Gun control activist Shannon Watts tweeted the Ogles’s Christmas photo in the hours after Monday’s massacre.
“THIS is last year’s Christmas card from Tennessee Rep. Andy Ogles, a Republican who represents the district that Covenant School is in [sic] Nashville,” Ms Watts wrote.
In response to the shooting, Mr Ogles released a statement saying he and his family are “devastated by the tragedy that took place at The Covenant school” and send their “thoughts and prayers” to the victims’ families.
“As a father of three, I am utterly heartbroken by this senseless act of violence,” Mr Ogles said.
But gun activists continued to criticise Mr Ogles for posing with firearms while expressing devastation for the victims and their families.
Fred Guttenberg, a gun control activist whose 14-year-old daughter was killed during the 2018 Stoneman Douglas High School shooting in Florida wrote: “The tragedy of the latest mass shooting is listening to Tennessee politicians who refuse to call it a shooting but who engaged in behaviour that caused this to be more likely when they glorify guns.”
Twitter user Treat tweeted, “I don’t think he is the best example of a role model.”
The Independent has reached out to Mr Ogles’s office for comment.
The shooting unfolded just after 10am on Monday morning when accused shooter Audrey Hale allegedly drove to the elementary school heavily armed.

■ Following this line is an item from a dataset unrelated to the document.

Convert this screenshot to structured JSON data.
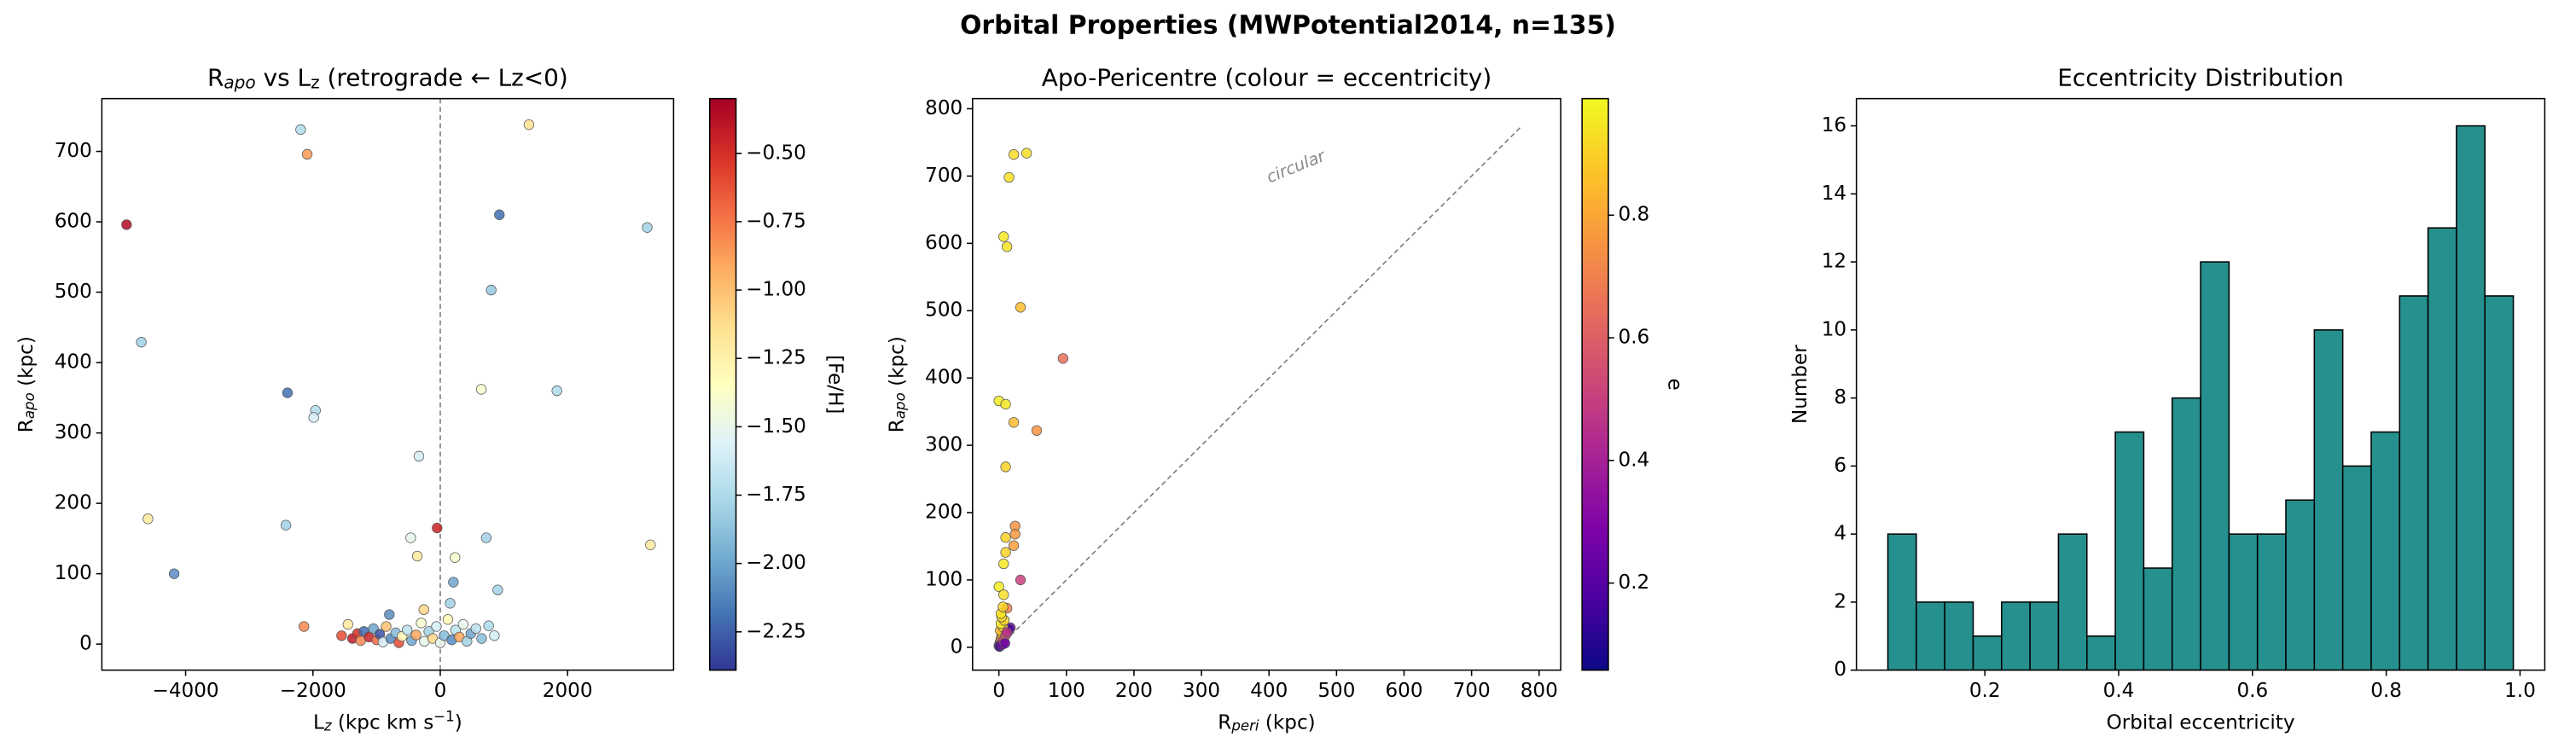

There, Hale – a 28-year-old former student at the christian school – broke into the school building by shooting through the glass side doors and climbing inside.
Once inside, the shooter stalked the corridors, killing the six victims.

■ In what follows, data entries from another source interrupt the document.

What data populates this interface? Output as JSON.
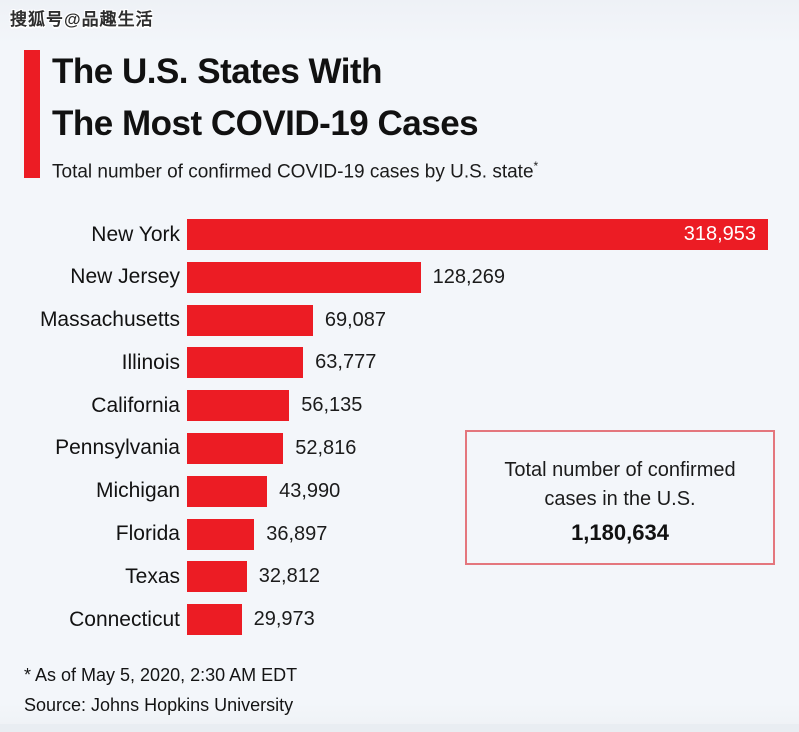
{
  "watermark": "搜狐号@品趣生活",
  "header": {
    "title_line1": "The U.S. States With",
    "title_line2": "The Most COVID-19 Cases",
    "subtitle": "Total number of confirmed COVID-19 cases by U.S. state",
    "subtitle_footnote_marker": "*"
  },
  "chart_data": {
    "type": "bar",
    "orientation": "horizontal",
    "title": "The U.S. States With The Most COVID-19 Cases",
    "subtitle": "Total number of confirmed COVID-19 cases by U.S. state*",
    "categories": [
      "New York",
      "New Jersey",
      "Massachusetts",
      "Illinois",
      "California",
      "Pennsylvania",
      "Michigan",
      "Florida",
      "Texas",
      "Connecticut"
    ],
    "values": [
      318953,
      128269,
      69087,
      63777,
      56135,
      52816,
      43990,
      36897,
      32812,
      29973
    ],
    "value_labels": [
      "318,953",
      "128,269",
      "69,087",
      "63,777",
      "56,135",
      "52,816",
      "43,990",
      "36,897",
      "32,812",
      "29,973"
    ],
    "xlim": [
      0,
      318953
    ],
    "grid": false,
    "legend": false,
    "bar_color": "#ec1c24"
  },
  "info_box": {
    "line1": "Total number of confirmed",
    "line2": "cases in the U.S.",
    "total": "1,180,634"
  },
  "footer": {
    "note": "* As of May 5, 2020, 2:30 AM EDT",
    "source": "Source: Johns Hopkins University"
  },
  "colors": {
    "accent_red": "#ec1c24",
    "background": "#f3f6fa",
    "box_border": "#e4767d",
    "bar_value_inside": "#ffffff",
    "text": "#141414"
  }
}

Responding officers fatally shot the assailant at 10.27am – 14 minutes after the first 911 call reporting an active shooter came in at 10.13am.
Six victims were killed in the shooting including three staff members Katherine Koonce, Cynthia Peak and Mike Hill.

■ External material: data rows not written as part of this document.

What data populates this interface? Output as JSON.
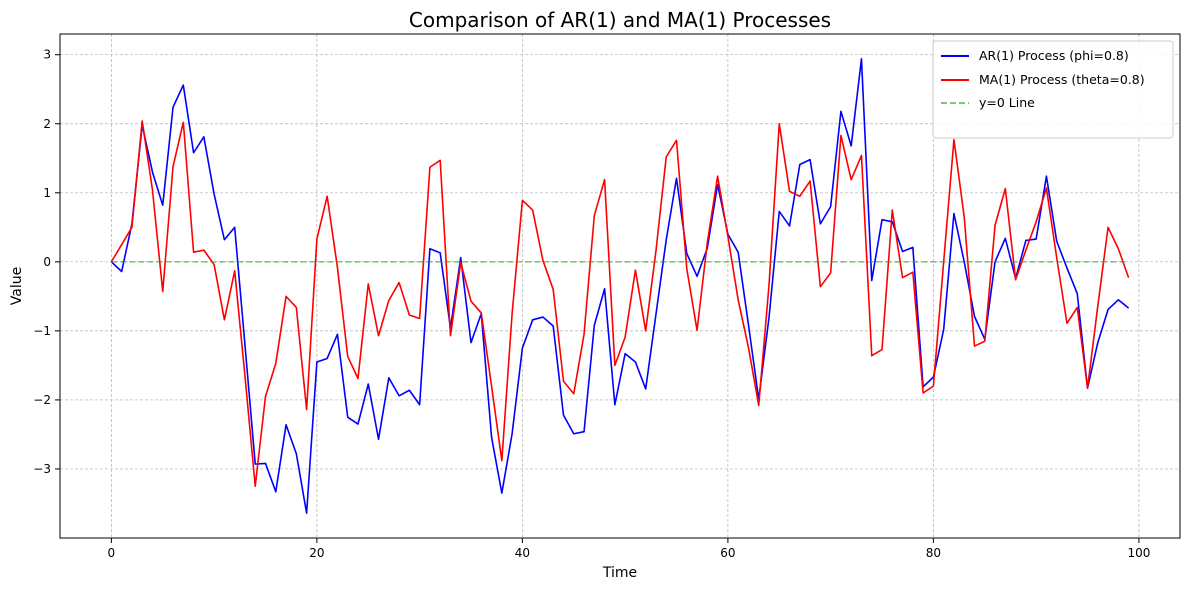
{
  "chart_data": {
    "type": "line",
    "title": "Comparison of AR(1) and MA(1) Processes",
    "xlabel": "Time",
    "ylabel": "Value",
    "xlim": [
      -5,
      104
    ],
    "ylim": [
      -4,
      3.3
    ],
    "xticks": [
      0,
      20,
      40,
      60,
      80,
      100
    ],
    "yticks": [
      -3,
      -2,
      -1,
      0,
      1,
      2,
      3
    ],
    "xtick_labels": [
      "0",
      "20",
      "40",
      "60",
      "80",
      "100"
    ],
    "ytick_labels": [
      "−3",
      "−2",
      "−1",
      "0",
      "1",
      "2",
      "3"
    ],
    "grid": true,
    "legend_position": "top-right",
    "series": [
      {
        "name": "AR(1) Process (phi=0.8)",
        "color": "#0000ff",
        "style": "solid",
        "x_start": 0,
        "values": [
          0,
          -0.14,
          0.55,
          1.98,
          1.3,
          0.82,
          2.24,
          2.56,
          1.58,
          1.81,
          0.98,
          0.32,
          0.5,
          -1.2,
          -2.93,
          -2.92,
          -3.33,
          -2.36,
          -2.78,
          -3.64,
          -1.45,
          -1.4,
          -1.05,
          -2.25,
          -2.35,
          -1.77,
          -2.57,
          -1.68,
          -1.94,
          -1.86,
          -2.07,
          0.19,
          0.13,
          -0.96,
          0.06,
          -1.17,
          -0.75,
          -2.54,
          -3.35,
          -2.49,
          -1.25,
          -0.84,
          -0.8,
          -0.93,
          -2.22,
          -2.49,
          -2.46,
          -0.92,
          -0.39,
          -2.07,
          -1.33,
          -1.45,
          -1.84,
          -0.76,
          0.32,
          1.21,
          0.12,
          -0.21,
          0.2,
          1.12,
          0.4,
          0.14,
          -0.91,
          -1.99,
          -0.81,
          0.73,
          0.52,
          1.41,
          1.48,
          0.55,
          0.8,
          2.18,
          1.68,
          2.94,
          -0.27,
          0.61,
          0.58,
          0.15,
          0.21,
          -1.81,
          -1.67,
          -0.98,
          0.7,
          0.0,
          -0.79,
          -1.12,
          0.0,
          0.34,
          -0.24,
          0.31,
          0.33,
          1.24,
          0.3,
          -0.09,
          -0.46,
          -1.83,
          -1.17,
          -0.69,
          -0.55,
          -0.67
        ]
      },
      {
        "name": "MA(1) Process (theta=0.8)",
        "color": "#ff0000",
        "style": "solid",
        "x_start": 0,
        "values": [
          0,
          0.25,
          0.5,
          2.04,
          1.04,
          -0.43,
          1.38,
          2.02,
          0.14,
          0.17,
          -0.04,
          -0.84,
          -0.13,
          -1.65,
          -3.25,
          -1.95,
          -1.47,
          -0.5,
          -0.66,
          -2.14,
          0.33,
          0.95,
          -0.08,
          -1.37,
          -1.69,
          -0.32,
          -1.07,
          -0.56,
          -0.3,
          -0.77,
          -0.82,
          1.37,
          1.47,
          -1.07,
          -0.01,
          -0.57,
          -0.74,
          -1.8,
          -2.88,
          -0.75,
          0.89,
          0.75,
          0.02,
          -0.4,
          -1.73,
          -1.91,
          -1.05,
          0.67,
          1.19,
          -1.5,
          -1.09,
          -0.12,
          -1.0,
          0.16,
          1.52,
          1.76,
          -0.1,
          -0.99,
          0.28,
          1.24,
          0.37,
          -0.55,
          -1.24,
          -2.08,
          -0.34,
          2.0,
          1.02,
          0.95,
          1.17,
          -0.36,
          -0.16,
          1.83,
          1.19,
          1.54,
          -1.36,
          -1.27,
          0.75,
          -0.23,
          -0.15,
          -1.9,
          -1.8,
          0.0,
          1.77,
          0.65,
          -1.22,
          -1.15,
          0.53,
          1.06,
          -0.26,
          0.17,
          0.58,
          1.07,
          0.06,
          -0.89,
          -0.66,
          -1.83,
          -0.64,
          0.5,
          0.19,
          -0.23
        ]
      },
      {
        "name": "y=0 Line",
        "color": "#2ca02c",
        "style": "dashed",
        "x": [
          0,
          99
        ],
        "values": [
          0,
          0
        ]
      }
    ]
  }
}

Three students Evelyn Dieckhaus, Hallie Scruggs and William Kinney, all aged nine, also died in the attack.
Police have identified the suspected shooter by their name at birth; Hale reportedly was a transgender man who used he/him pronouns, though law enforcement officials initially described the suspect as a woman in the aftermath of the shooting. Police did not provide another name but on the suspect’s social media accounts they refer to themselves as Aiden.
Metro Nashville Police Chief John Drake said Hale does not have any previous criminal record. Chief Drake said police found a “manifesto” and map of the school grounds at Hale’s residence.